The CompTech Journal

Notions about computers, games, and the industry around it


When bubbles turn supernova

It’s like watching a plane crashing into a stricken ship in slow-motion: several tech and finance bubbles are about to pop and it’s only a matter of when. I’ve seen this film before, usually from a front-row seat at some overpriced trade show in Las Vegas or a smoky pub in Soho. I started covering this beat when the “portable” computer was the size of a suitcase and required a gym membership to carry. I saw the dot-com boom turn into a crater, and I watched the 2008 crash wipe out the “safe” bets. Now, in 2026, the air is getting thin again, and the smell of ozone is unmistakable. We are currently juggling four distinct grenades, and the pins have already been pulled.

The AI Bubble: A Trillion-Dollar “Maybe”

The first and most explosive is the Artificial Intelligence bubble. We are currently witnessing a capital expenditure binge that would make a Victorian railway baron blush. In 2025 alone, the “Magnificent Seven” and their ilk dumped an aggregate of $400 billion into AI infrastructure. They are building data centres the size of small towns, filled with Nvidia chips that cost as much as a suburban semi-detached house.

The problem? The ROI is currently a ghost. While Nvidia’s market cap hit a dizzying $4.59 trillion earlier this month, the actual enterprise adoption is a shambles. Recent data suggests that nearly 95% of enterprise generative AI pilots are failing to deliver measurable impact. Companies are laying off thousands of support staff to fund the “AI revolution,” only to find that the chatbots can’t actually do the jobs of the people they replaced. It is the classic “SaaS” (Software as a Scam) transition, where every company is forced to pay a “computing tax” for technology that mostly just hallucinates its own usefulness. When the quarterly reports finally admit that the productivity miracle isn’t coming, the “Great Rotation” out of tech will look less like a correction and more like a stampede.

Crypto: The Four-Year Itch

Then we have the crypto-sphere. As of early January 2026, the total cryptocurrency market cap is sitting around $3.12 trillion. On paper, it looks like a titan. But look closer, and the structural integrity is that of a wet biscuit. We are at the tail end of the traditional four-year cycle, and the “institutional adoption” everyone promised is looking more like “institutional leverage.”

Well over 100 publicly traded companies now hold crypto on their balance sheets, with more than 1 million Bitcoin held by just 50 of them. This creates a massive point of failure: if a bear market triggers a forced sell-off to cover other losses (say, in the AI sector), the resulting liquidity crisis will be a bloodbath. The retail market is already exhausted; your average bloke on the street has been burned too many times to jump back in. It’s a closed loop of whales eating smaller whales, and the water is getting shallow.

The Smart Gadget Fatigue

The third bubble is the one currently gathering dust in your kitchen: the smart gadget market. For a decade, we’ve been told that everything needs a chip and a Wi-Fi connection. The global smart home market was valued at $147.52 billion in 2025, with US household penetration reaching a staggering 77.6%.
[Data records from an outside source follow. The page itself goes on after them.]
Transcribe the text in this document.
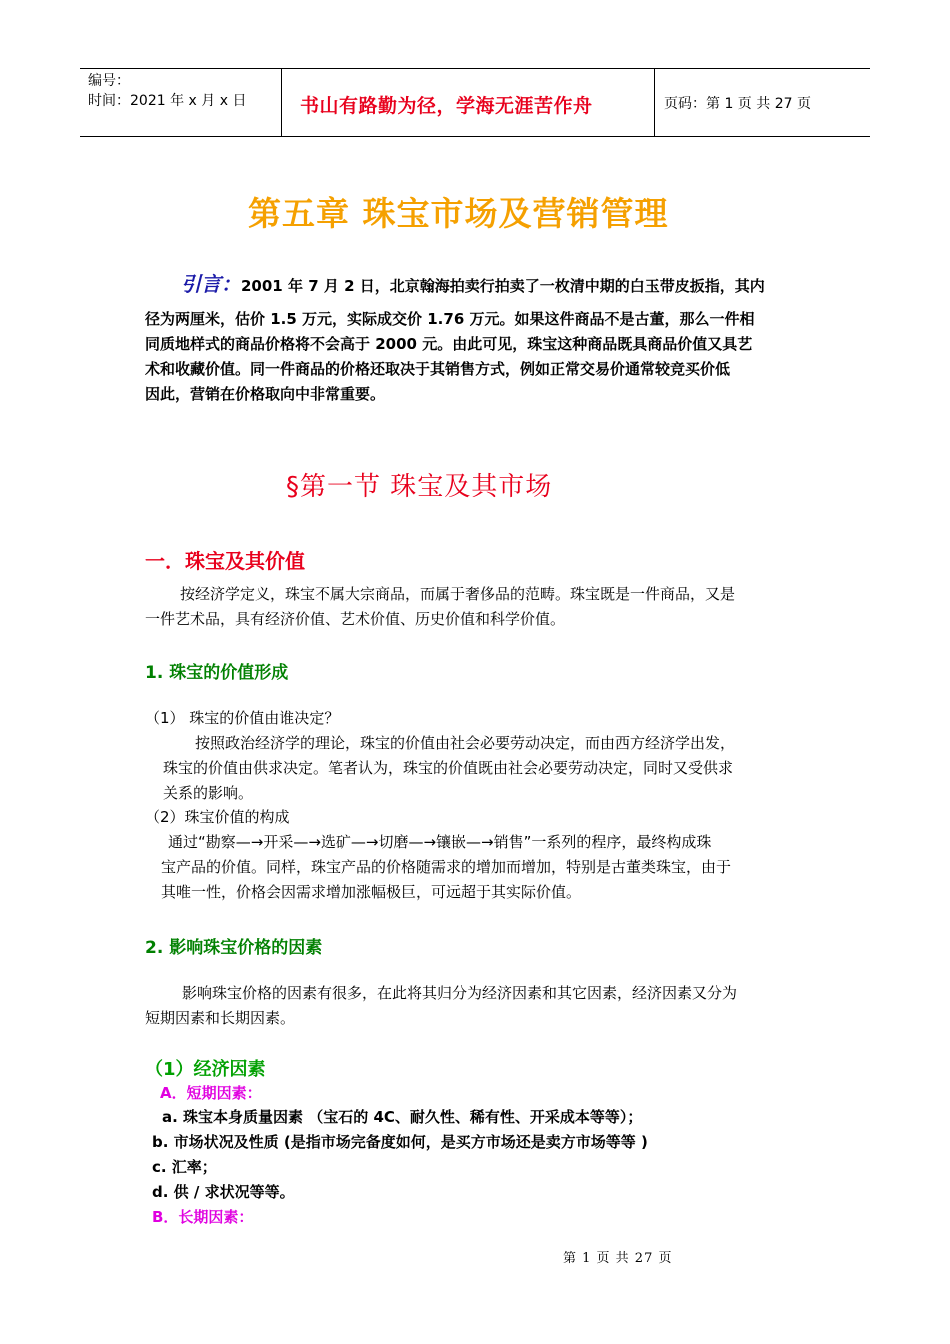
编号：
时间：2021 年 x 月 x 日	书山有路勤为径，学海无涯苦作舟	页码：第 1 页 共 27 页
第五章 珠宝市场及营销管理
引言：2001 年 7 月 2 日，北京翰海拍卖行拍卖了一枚清中期的白玉带皮扳指，其内
径为两厘米，估价 1.5 万元，实际成交价 1.76 万元。如果这件商品不是古董，那么一件相
同质地样式的商品价格将不会高于 2000 元。由此可见，珠宝这种商品既具商品价值又具艺
术和收藏价值。同一件商品的价格还取决于其销售方式，例如正常交易价通常较竞买价低
因此，营销在价格取向中非常重要。
§第一节 珠宝及其市场
一．珠宝及其价值
按经济学定义，珠宝不属大宗商品，而属于奢侈品的范畴。珠宝既是一件商品，又是
一件艺术品，具有经济价值、艺术价值、历史价值和科学价值。
1. 珠宝的价值形成
（1） 珠宝的价值由谁决定？
按照政治经济学的理论，珠宝的价值由社会必要劳动决定，而由西方经济学出发，
珠宝的价值由供求决定。笔者认为，珠宝的价值既由社会必要劳动决定，同时又受供求
关系的影响。
（2）珠宝价值的构成
通过“勘察—→开采—→选矿—→切磨—→镶嵌—→销售”一系列的程序，最终构成珠
宝产品的价值。同样，珠宝产品的价格随需求的增加而增加，特别是古董类珠宝，由于
其唯一性，价格会因需求增加涨幅极巨，可远超于其实际价值。
2. 影响珠宝价格的因素
影响珠宝价格的因素有很多，在此将其归分为经济因素和其它因素，经济因素又分为
短期因素和长期因素。
（1）经济因素
A．短期因素：
a. 珠宝本身质量因素 （宝石的 4C、耐久性、稀有性、开采成本等等）；
b. 市场状况及性质 (是指市场完备度如何，是买方市场还是卖方市场等等 )
c. 汇率；
d. 供 / 求状况等等。
B．长期因素：
第 1 页 共 27 页
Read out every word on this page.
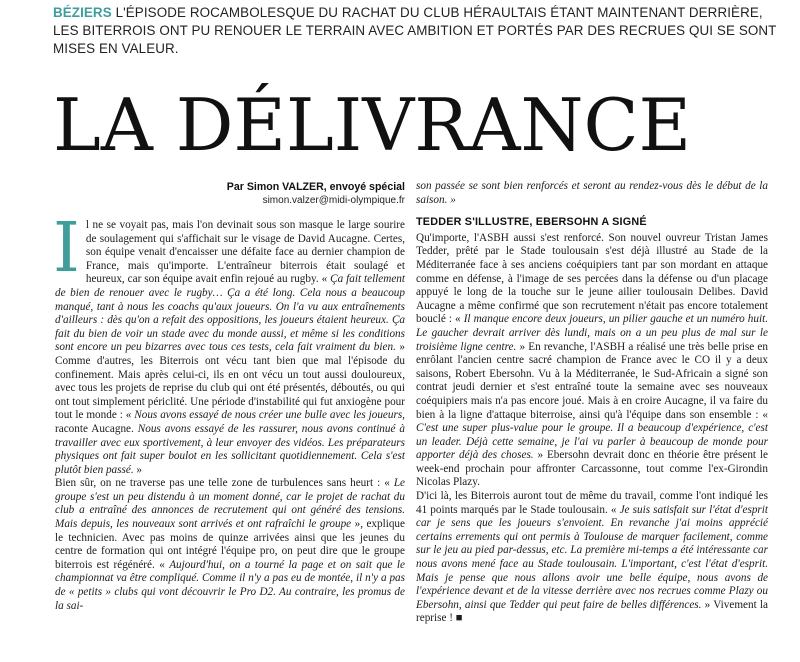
BÉZIERS L'ÉPISODE ROCAMBOLESQUE DU RACHAT DU CLUB HÉRAULTAIS ÉTANT MAINTENANT DERRIÈRE, LES BITERROIS ONT PU RENOUER LE TERRAIN AVEC AMBITION ET PORTÉS PAR DES RECRUES QUI SE SONT MISES EN VALEUR.

LA DÉLIVRANCE
Par Simon VALZER, envoyé spécial
simon.valzer@midi-olympique.fr

Il ne se voyait pas, mais l'on devinait sous son masque le large sourire de soulagement qui s'affichait sur le visage de David Aucagne. Certes, son équipe venait d'encaisser une défaite face au dernier champion de France, mais qu'importe. L'entraîneur biterrois était soulagé et heureux, car son équipe avait enfin rejoué au rugby. « Ça fait tellement de bien de renouer avec le rugby… Ça a été long. Cela nous a beaucoup manqué, tant à nous les coachs qu'aux joueurs. On l'a vu aux entraînements d'ailleurs : dès qu'on a refait des oppositions, les joueurs étaient heureux. Ça fait du bien de voir un stade avec du monde aussi, et même si les conditions sont encore un peu bizarres avec tous ces tests, cela fait vraiment du bien. » Comme d'autres, les Biterrois ont vécu tant bien que mal l'épisode du confinement. Mais après celui-ci, ils en ont vécu un tout aussi douloureux, avec tous les projets de reprise du club qui ont été présentés, déboutés, ou qui ont tout simplement périclité. Une période d'instabilité qui fut anxiogène pour tout le monde : « Nous avons essayé de nous créer une bulle avec les joueurs, raconte Aucagne. Nous avons essayé de les rassurer, nous avons continué à travailler avec eux sportivement, à leur envoyer des vidéos. Les préparateurs physiques ont fait super boulot en les sollicitant quotidiennement. Cela s'est plutôt bien passé. »

Bien sûr, on ne traverse pas une telle zone de turbulences sans heurt : « Le groupe s'est un peu distendu à un moment donné, car le projet de rachat du club a entraîné des annonces de recrutement qui ont généré des tensions. Mais depuis, les nouveaux sont arrivés et ont rafraîchi le groupe », explique le technicien. Avec pas moins de quinze arrivées ainsi que les jeunes du centre de formation qui ont intégré l'équipe pro, on peut dire que le groupe biterrois est régénéré. « Aujourd'hui, on a tourné la page et on sait que le championnat va être compliqué. Comme il n'y a pas eu de montée, il n'y a pas de « petits » clubs qui vont découvrir le Pro D2. Au contraire, les promus de la sai-

son passée se sont bien renforcés et seront au rendez-vous dès le début de la saison. »

TEDDER S'ILLUSTRE, EBERSOHN A SIGNÉ

Qu'importe, l'ASBH aussi s'est renforcé. Son nouvel ouvreur Tristan James Tedder, prêté par le Stade toulousain s'est déjà illustré au Stade de la Méditerranée face à ses anciens coéquipiers tant par son mordant en attaque comme en défense, à l'image de ses percées dans la défense ou d'un placage appuyé le long de la touche sur le jeune ailier toulousain Delibes. David Aucagne a même confirmé que son recrutement n'était pas encore totalement bouclé : « Il manque encore deux joueurs, un pilier gauche et un numéro huit. Le gaucher devrait arriver dès lundi, mais on a un peu plus de mal sur le troisième ligne centre. » En revanche, l'ASBH a réalisé une très belle prise en enrôlant l'ancien centre sacré champion de France avec le CO il y a deux saisons, Robert Ebersohn. Vu à la Méditerranée, le Sud-Africain a signé son contrat jeudi dernier et s'est entraîné toute la semaine avec ses nouveaux coéquipiers mais n'a pas encore joué. Mais à en croire Aucagne, il va faire du bien à la ligne d'attaque biterroise, ainsi qu'à l'équipe dans son ensemble : « C'est une super plus-value pour le groupe. Il a beaucoup d'expérience, c'est un leader. Déjà cette semaine, je l'ai vu parler à beaucoup de monde pour apporter déjà des choses. » Ebersohn devrait donc en théorie être présent le week-end prochain pour affronter Carcassonne, tout comme l'ex-Girondin Nicolas Plazy.

D'ici là, les Biterrois auront tout de même du travail, comme l'ont indiqué les 41 points marqués par le Stade toulousain. « Je suis satisfait sur l'état d'esprit car je sens que les joueurs s'envoient. En revanche j'ai moins apprécié certains errements qui ont permis à Toulouse de marquer facilement, comme sur le jeu au pied par-dessus, etc. La première mi-temps a été intéressante car nous avons mené face au Stade toulousain. L'important, c'est l'état d'esprit. Mais je pense que nous allons avoir une belle équipe, nous avons de l'expérience devant et de la vitesse derrière avec nos recrues comme Plazy ou Ebersohn, ainsi que Tedder qui peut faire de belles différences. » Vivement la reprise ! ■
We have reached “Peak Gadget.” There is no longer a “must-have” device; there is only “I suppose I’ll replace my toaster because the old one won’t talk to the fridge.” Innovation has plateaued into incremental software updates and intrusive subscription models for doorbells. Consumers are finally waking up to the fact that they don’t want to “interact” with their appliances; they just want them to work. The industry is facing a massive inventory glut and a “replacement cycle” that is lengthening by the month.

The Finance Bubble: Uncle Sam’s Credit Limit

Underpinning all of this is the grim reality of the US finance bubble. As of January 2026, the US national debt has ballooned to $38.43 trillion, representing a debt-to-GDP ratio of 124%.

Much of the recent private investment and corporate debt has been fueled by the desperate hope that AI would soon become valuable enough to outrun the interest rates. We’ve seen $141 billion in AI-related corporate credit issuance in 2025 alone – debt that was taken on with the assumption of infinite growth. If the AI ROI continues to falter, we aren’t just looking at a few tech firms going bust. We’re looking at a systemic debt crisis – when the biggest economy in the world is essentially betting its future on a chatbot that can’t reliably count to ten, you know the endgame is near.

The tech industry has spent forty years promising us the future, but right now, it’s mostly just promising us more debt and more hype. The fundamentals have been replaced by “vibes,” and the vibes are turning sour. So, for everyone who has not a horse in the race: get your popcorn out, it’s gonna be a ride!